Annik : Au cas où il serait nécessaire de le dire, la solution à la surabondance, au débordement et à l'excès de données n'est pas de rassembler tous les disques durs et de les jeter dans un feu de camp.
Les données sont des informations et l'information est puissante. Étant donné que vous écoutez un balado de StatCan, je ne pense pas que vous ayez besoin d'être convaincu de l'importance des données. Mais les données ne sont pas seulement nécessaires au fonctionnement de notre société. Elles sont également nécessaires pour l'environnement.

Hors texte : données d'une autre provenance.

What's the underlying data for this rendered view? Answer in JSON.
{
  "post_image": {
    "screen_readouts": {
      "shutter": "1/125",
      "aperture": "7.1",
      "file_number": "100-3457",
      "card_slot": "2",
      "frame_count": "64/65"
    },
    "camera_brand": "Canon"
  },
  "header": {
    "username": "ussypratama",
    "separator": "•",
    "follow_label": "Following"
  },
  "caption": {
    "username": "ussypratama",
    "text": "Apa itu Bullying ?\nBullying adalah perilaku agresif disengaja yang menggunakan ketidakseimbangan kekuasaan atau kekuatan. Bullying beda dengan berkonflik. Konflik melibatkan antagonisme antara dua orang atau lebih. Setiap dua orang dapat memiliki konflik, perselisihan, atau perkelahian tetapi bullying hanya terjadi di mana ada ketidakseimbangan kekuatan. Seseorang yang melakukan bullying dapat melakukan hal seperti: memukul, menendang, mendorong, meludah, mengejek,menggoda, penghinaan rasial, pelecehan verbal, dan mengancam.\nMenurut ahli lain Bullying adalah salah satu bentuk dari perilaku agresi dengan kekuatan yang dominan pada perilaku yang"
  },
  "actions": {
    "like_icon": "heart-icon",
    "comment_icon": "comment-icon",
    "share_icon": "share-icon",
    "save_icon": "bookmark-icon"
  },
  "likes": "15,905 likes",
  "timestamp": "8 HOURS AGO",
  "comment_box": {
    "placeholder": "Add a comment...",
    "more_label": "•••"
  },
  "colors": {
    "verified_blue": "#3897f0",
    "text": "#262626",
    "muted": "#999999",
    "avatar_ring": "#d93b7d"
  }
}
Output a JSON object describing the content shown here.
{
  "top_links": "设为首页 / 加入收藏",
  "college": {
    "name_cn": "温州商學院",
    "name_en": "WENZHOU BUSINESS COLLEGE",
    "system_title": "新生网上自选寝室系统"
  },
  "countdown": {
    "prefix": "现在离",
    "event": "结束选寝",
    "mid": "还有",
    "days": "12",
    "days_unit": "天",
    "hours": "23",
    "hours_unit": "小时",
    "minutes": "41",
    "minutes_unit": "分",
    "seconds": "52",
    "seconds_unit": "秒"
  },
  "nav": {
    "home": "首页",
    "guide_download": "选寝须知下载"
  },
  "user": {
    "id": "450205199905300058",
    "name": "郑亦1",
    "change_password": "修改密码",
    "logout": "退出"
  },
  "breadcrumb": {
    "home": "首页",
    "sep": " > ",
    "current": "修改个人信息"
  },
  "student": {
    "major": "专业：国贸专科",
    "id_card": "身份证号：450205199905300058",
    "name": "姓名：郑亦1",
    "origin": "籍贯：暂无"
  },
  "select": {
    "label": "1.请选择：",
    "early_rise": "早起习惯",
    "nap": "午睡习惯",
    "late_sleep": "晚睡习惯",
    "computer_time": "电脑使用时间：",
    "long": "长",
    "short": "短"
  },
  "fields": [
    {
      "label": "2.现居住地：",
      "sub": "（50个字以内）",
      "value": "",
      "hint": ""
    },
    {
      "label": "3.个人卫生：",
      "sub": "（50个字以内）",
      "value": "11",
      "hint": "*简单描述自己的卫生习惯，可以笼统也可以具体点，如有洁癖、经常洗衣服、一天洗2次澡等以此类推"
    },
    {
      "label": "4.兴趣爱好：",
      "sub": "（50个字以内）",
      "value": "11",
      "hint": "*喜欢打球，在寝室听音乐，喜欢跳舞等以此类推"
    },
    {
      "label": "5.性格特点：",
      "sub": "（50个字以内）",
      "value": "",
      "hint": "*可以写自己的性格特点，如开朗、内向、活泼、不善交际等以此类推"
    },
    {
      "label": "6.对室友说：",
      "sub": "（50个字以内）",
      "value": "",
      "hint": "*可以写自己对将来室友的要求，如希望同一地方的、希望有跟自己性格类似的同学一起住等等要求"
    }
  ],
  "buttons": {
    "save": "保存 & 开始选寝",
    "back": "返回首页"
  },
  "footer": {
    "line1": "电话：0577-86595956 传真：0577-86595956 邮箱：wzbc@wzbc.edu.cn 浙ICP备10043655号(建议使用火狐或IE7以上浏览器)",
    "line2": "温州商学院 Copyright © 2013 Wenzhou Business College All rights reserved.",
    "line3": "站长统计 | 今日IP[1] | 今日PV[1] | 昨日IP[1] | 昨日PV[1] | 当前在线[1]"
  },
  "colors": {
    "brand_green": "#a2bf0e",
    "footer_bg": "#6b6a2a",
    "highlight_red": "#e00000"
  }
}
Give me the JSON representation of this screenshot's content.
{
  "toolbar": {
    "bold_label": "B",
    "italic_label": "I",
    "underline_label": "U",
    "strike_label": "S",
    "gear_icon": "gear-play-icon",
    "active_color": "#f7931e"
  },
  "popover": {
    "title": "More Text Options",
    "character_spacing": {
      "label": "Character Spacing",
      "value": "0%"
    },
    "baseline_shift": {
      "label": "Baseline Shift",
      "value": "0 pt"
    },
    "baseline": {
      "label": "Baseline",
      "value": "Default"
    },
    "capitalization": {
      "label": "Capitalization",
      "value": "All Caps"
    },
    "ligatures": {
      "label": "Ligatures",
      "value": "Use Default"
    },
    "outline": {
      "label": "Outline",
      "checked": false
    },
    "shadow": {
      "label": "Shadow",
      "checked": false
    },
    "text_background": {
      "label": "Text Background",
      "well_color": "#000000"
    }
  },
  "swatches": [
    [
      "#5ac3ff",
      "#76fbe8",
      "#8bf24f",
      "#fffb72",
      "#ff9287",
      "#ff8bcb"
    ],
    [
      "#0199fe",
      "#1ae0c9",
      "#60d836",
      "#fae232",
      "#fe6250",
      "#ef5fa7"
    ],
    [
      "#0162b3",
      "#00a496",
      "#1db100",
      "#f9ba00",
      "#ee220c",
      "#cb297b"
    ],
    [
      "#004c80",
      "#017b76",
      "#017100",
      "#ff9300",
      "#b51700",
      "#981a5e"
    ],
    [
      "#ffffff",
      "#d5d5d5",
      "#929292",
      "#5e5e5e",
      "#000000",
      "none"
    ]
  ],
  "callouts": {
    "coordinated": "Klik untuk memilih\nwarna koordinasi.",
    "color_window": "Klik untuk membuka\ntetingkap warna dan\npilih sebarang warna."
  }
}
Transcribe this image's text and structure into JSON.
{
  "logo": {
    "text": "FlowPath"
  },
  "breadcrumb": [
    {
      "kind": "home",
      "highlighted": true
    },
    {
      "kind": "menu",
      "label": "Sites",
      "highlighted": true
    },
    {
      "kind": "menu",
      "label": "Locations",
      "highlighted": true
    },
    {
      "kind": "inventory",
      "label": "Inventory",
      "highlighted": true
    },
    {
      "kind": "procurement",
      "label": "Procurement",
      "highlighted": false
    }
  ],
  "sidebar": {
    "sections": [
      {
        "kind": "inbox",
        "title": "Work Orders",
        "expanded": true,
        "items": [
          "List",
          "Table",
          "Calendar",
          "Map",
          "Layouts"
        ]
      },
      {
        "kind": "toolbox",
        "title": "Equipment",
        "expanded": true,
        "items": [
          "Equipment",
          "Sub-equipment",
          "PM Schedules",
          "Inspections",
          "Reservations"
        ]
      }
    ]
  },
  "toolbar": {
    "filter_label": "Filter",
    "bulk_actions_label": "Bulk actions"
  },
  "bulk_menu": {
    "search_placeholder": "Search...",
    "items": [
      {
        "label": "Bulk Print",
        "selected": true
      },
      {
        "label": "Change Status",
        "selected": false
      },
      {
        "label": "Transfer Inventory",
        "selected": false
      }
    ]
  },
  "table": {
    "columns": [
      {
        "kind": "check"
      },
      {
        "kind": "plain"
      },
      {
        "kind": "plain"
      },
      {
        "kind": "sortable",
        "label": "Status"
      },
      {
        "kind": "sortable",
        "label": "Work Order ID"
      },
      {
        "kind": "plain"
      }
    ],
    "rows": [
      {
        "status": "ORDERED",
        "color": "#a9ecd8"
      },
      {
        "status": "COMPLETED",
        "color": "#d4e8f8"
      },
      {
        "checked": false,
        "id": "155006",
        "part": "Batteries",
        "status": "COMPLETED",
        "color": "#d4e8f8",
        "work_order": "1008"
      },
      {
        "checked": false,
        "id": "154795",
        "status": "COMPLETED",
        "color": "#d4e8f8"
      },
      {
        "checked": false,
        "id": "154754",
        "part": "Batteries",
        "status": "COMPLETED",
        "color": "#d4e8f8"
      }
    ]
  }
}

Eric : En fait, il y a beaucoup d'informations qu'on peut produire maintenant grâce à l'intelligence artificielle, de l'information qu'on ne pouvait pas produire auparavant. Ça nous permet de limiter la duplication qu'il peut y avoir entre les différentes sources de données au Canada et à Statistique Canada.
Ça nous permet aussi d'intégrer l'information de nouvelles façons qu'on ne pouvait pas avant. Donc, vu qu'on peut intégrer, qu'on peut éviter la duplication, ça permet d'augmenter l'efficacité. Puis, ce faisant, il y a moins d'impact sur l'environnement.
Annik : Pouvez-vous me donner les grandes lignes du recensement de l'environnement
Comment le recensement de l'environnement considère-t-il le monde naturel différemment du PIB, soit le produit intérieur brut?
Eric : Oui, en fait, si on commence avec le PIB, le produit intérieur brut, ça mesure les interactions que les Canadiens ont entre eux, ça mesure les interactions que les entreprises ont et… Si on regarde, par exemple, la nature, à mesure qu'on coupe des arbres, qu'on détruit des arbres, ça fait de la production économique, mais ça détruit les arbres.
Avec le recensement de l'environnement, on va pouvoir mesurer quels sont les stocks, quelles sont les quantités, quel est l'état de l'environnement au Canada, si on regarde du point de vue des forêts, les systèmes hydrauliques, les bassins, on peut regarder l'agriculture. Donc, le recensement va nous donner un portrait beaucoup plus complet de l'ensemble de l'environnement canadien. À partir de ce moment-là, on va avoir la capacité de mesurer le changement, donc l'impact de l'activité humaine sur l'environnement.
Annik : Il s'agit avant tout d'évaluer les coûts. Les données ont un coût, mais l'absence de données a également un coût. Si vous ne connaissez pas la taille d'une forêt, comment saurez-vous si elle rétrécit?
Pourriez-vous nous parler de la gestion responsable des données?
Eric : Quand on fait la collecte de l'information, quand on fait le traitement de l'information, on veut toujours s'assurer que ce soit responsable. Et ça, ça veut dire que si on pense aux biens publics, on veut avoir une approche qui est proportionnelle en termes d'efforts pour ne pas aller chercher plus d'informations que ce qui est requis.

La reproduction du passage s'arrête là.